When my second son came along, adopted from a Ukrainian orphanage at the age of 5, the waters of his life with me were roiled in his sixth year, when he became enamored with a 5-year-old girl in a neighbor’s family. One cold, dark evening, he took to his heels, intent on visiting Diana against my wishes. I had quite a time locating him, but I eventually found him standing on a traffic island, tears coursing down his cheeks because he couldn’t figure out how to navigate the crossing. I threw a jacket around him and gathered him into my arms. 

“How about pizza?” He wiped his tears on his sleeve and sniffed, “OK.” 

A short while later the ardor of his love was being attenuated by the sweet taste of pepperoni nestled within a double-cheese crust.
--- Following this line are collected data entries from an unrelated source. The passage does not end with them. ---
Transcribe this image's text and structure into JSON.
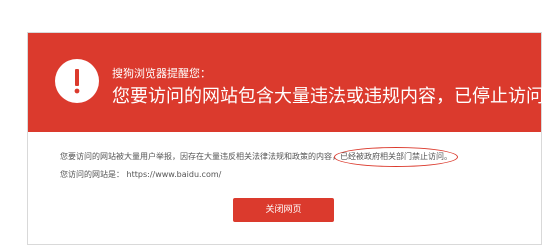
{
  "colors": {
    "accent": "#db3a2d",
    "banner_text": "#ffffff",
    "body_text": "#555555",
    "border": "#d9d9d9"
  },
  "banner": {
    "icon": "exclamation-icon",
    "subtitle": "搜狗浏览器提醒您：",
    "title": "您要访问的网站包含大量违法或违规内容，已停止访问。"
  },
  "body": {
    "reason_prefix": "您要访问的网站被大量用户举报，因存在大量违反相关法律法规和政策的内容，",
    "reason_highlight": "已经被政府相关部门禁止访问。",
    "url_label": "您访问的网站是：",
    "url_value": "https://www.baidu.com/"
  },
  "actions": {
    "close_label": "关闭网页"
  }
}
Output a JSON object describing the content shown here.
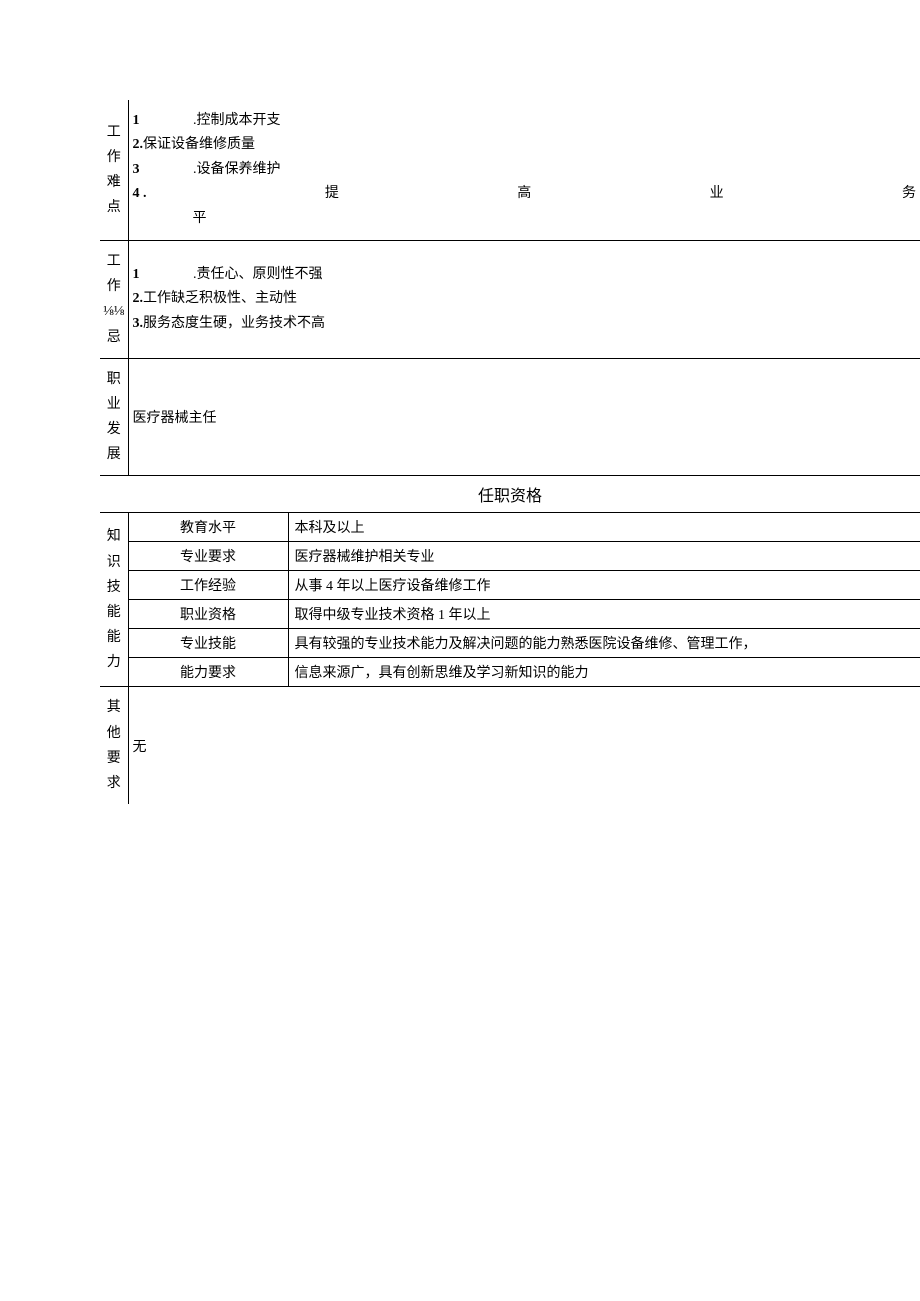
{
  "sections": {
    "difficulties": {
      "label_chars": [
        "工",
        "作",
        "难",
        "点"
      ],
      "items": [
        {
          "num": "1",
          "text": ".控制成本开支",
          "indent": true
        },
        {
          "num": "2.",
          "text": "保证设备维修质量",
          "indent": false
        },
        {
          "num": "3",
          "text": ".设备保养维护",
          "indent": true
        }
      ],
      "item4_num": "4 .",
      "item4_chars": [
        "提",
        "高",
        "业",
        "务"
      ],
      "item4_tail": "平"
    },
    "taboos": {
      "label_chars": [
        "工",
        "作",
        "⅛⅛",
        "忌"
      ],
      "items": [
        {
          "num": "1",
          "text": ".责任心、原则性不强",
          "indent": true
        },
        {
          "num": "2.",
          "text": "工作缺乏积极性、主动性",
          "indent": false
        },
        {
          "num": "3.",
          "text": "服务态度生硬，业务技术不高",
          "indent": false
        }
      ]
    },
    "career": {
      "label_chars": [
        "职",
        "业",
        "发",
        "展"
      ],
      "content": "医疗器械主任"
    },
    "qualifications": {
      "header": "任职资格",
      "knowledge_label_chars": [
        "知",
        "识",
        "技",
        "能",
        "能",
        "力"
      ],
      "rows": [
        {
          "label": "教育水平",
          "value": "本科及以上"
        },
        {
          "label": "专业要求",
          "value": "医疗器械维护相关专业"
        },
        {
          "label": "工作经验",
          "value": "从事 4 年以上医疗设备维修工作"
        },
        {
          "label": "职业资格",
          "value": "取得中级专业技术资格 1 年以上"
        },
        {
          "label": "专业技能",
          "value": "具有较强的专业技术能力及解决问题的能力熟悉医院设备维修、管理工作，"
        },
        {
          "label": "能力要求",
          "value": "信息来源广，具有创新思维及学习新知识的能力"
        }
      ],
      "other_label_chars": [
        "其",
        "他",
        "要",
        "求"
      ],
      "other_value": "无"
    }
  }
}
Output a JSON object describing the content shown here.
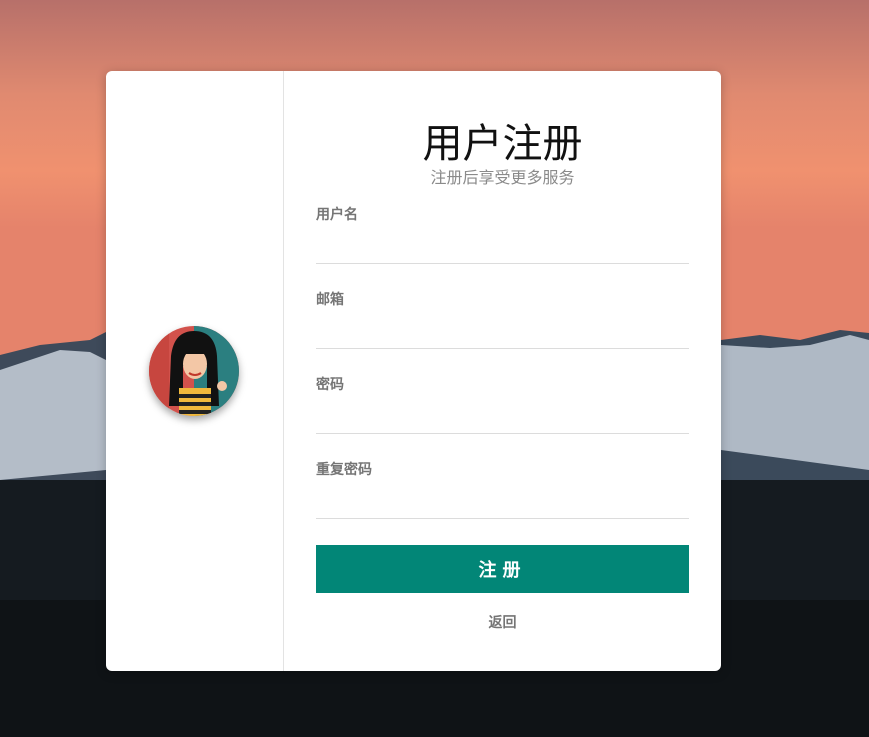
{
  "colors": {
    "primary_button": "#028677",
    "card_background": "#ffffff",
    "label_text": "#757575",
    "subtitle_text": "#8a8a8a"
  },
  "form": {
    "title": "用户注册",
    "subtitle": "注册后享受更多服务",
    "fields": [
      {
        "label": "用户名",
        "value": "",
        "placeholder": ""
      },
      {
        "label": "邮箱",
        "value": "",
        "placeholder": ""
      },
      {
        "label": "密码",
        "value": "",
        "placeholder": ""
      },
      {
        "label": "重复密码",
        "value": "",
        "placeholder": ""
      }
    ],
    "submit_label": "注册",
    "back_label": "返回"
  },
  "avatar": {
    "icon": "user-avatar-illustration"
  }
}
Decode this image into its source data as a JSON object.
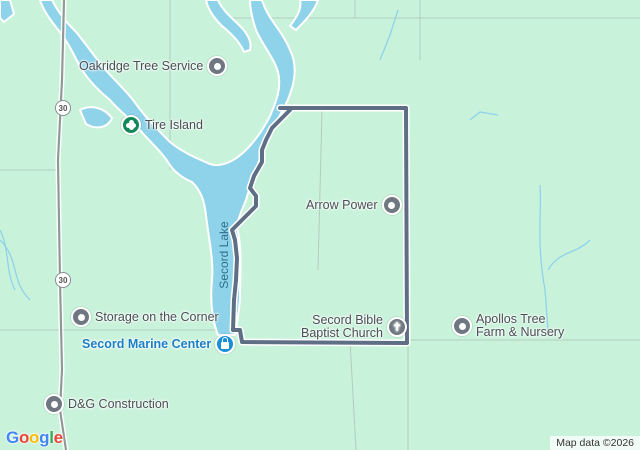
{
  "map": {
    "lake_name": "Secord Lake",
    "highway_number": "30",
    "attribution": "Map data ©2026",
    "logo_letters": [
      "G",
      "o",
      "o",
      "g",
      "l",
      "e"
    ],
    "logo_colors": [
      "#4285f4",
      "#ea4335",
      "#fbbc05",
      "#4285f4",
      "#34a853",
      "#ea4335"
    ]
  },
  "places": [
    {
      "name": "Oakridge Tree Service",
      "icon": "generic-pin-icon"
    },
    {
      "name": "Tire Island",
      "icon": "shop-flower-icon"
    },
    {
      "name": "Arrow Power",
      "icon": "generic-pin-icon"
    },
    {
      "name_line1": "Secord Bible",
      "name_line2": "Baptist Church",
      "icon": "church-cross-icon"
    },
    {
      "name_line1": "Apollos Tree",
      "name_line2": "Farm & Nursery",
      "icon": "generic-pin-icon"
    },
    {
      "name": "Storage on the Corner",
      "icon": "generic-pin-icon"
    },
    {
      "name": "Secord Marine Center",
      "icon": "shopping-bag-icon"
    },
    {
      "name": "D&G Construction",
      "icon": "generic-pin-icon"
    }
  ],
  "colors": {
    "land": "#c9f2db",
    "water": "#8fd3ea",
    "route": "#5d6e85",
    "road": "#a9bcae",
    "highway": "#8f9a95"
  }
}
Both of these adventures suggested the enduring value of what I call “the pizza cure.” Its beauty lies in its simplicity. I have observed that, confronted with a variety of exotic toppings – I recently noted kale, chard, and pineapple pizza with caramelized onions – most people will still choose a slice of plain cheese pizza. It is time-tested, familiar, unpretentious. And it has proved to be a balm for an assortment of maladies, beyond rescuing children from the perils of a trek to Russia or the devastation of unrequited love. By way of example, one of my students recently confided a minor personal crisis to me. Nothing I said could pull him out of his slough of despondency, and so I acted. I took him to a local pizza joint and watched as he tucked into a magazine-size slice of double cheese, double crust. Moments later the clouds had parted and the light of alleviation shone through. The world once again seemed manageable.

To appropriate a well-worked adage, a slice of pizza is sometimes worth a thousand words of consolation.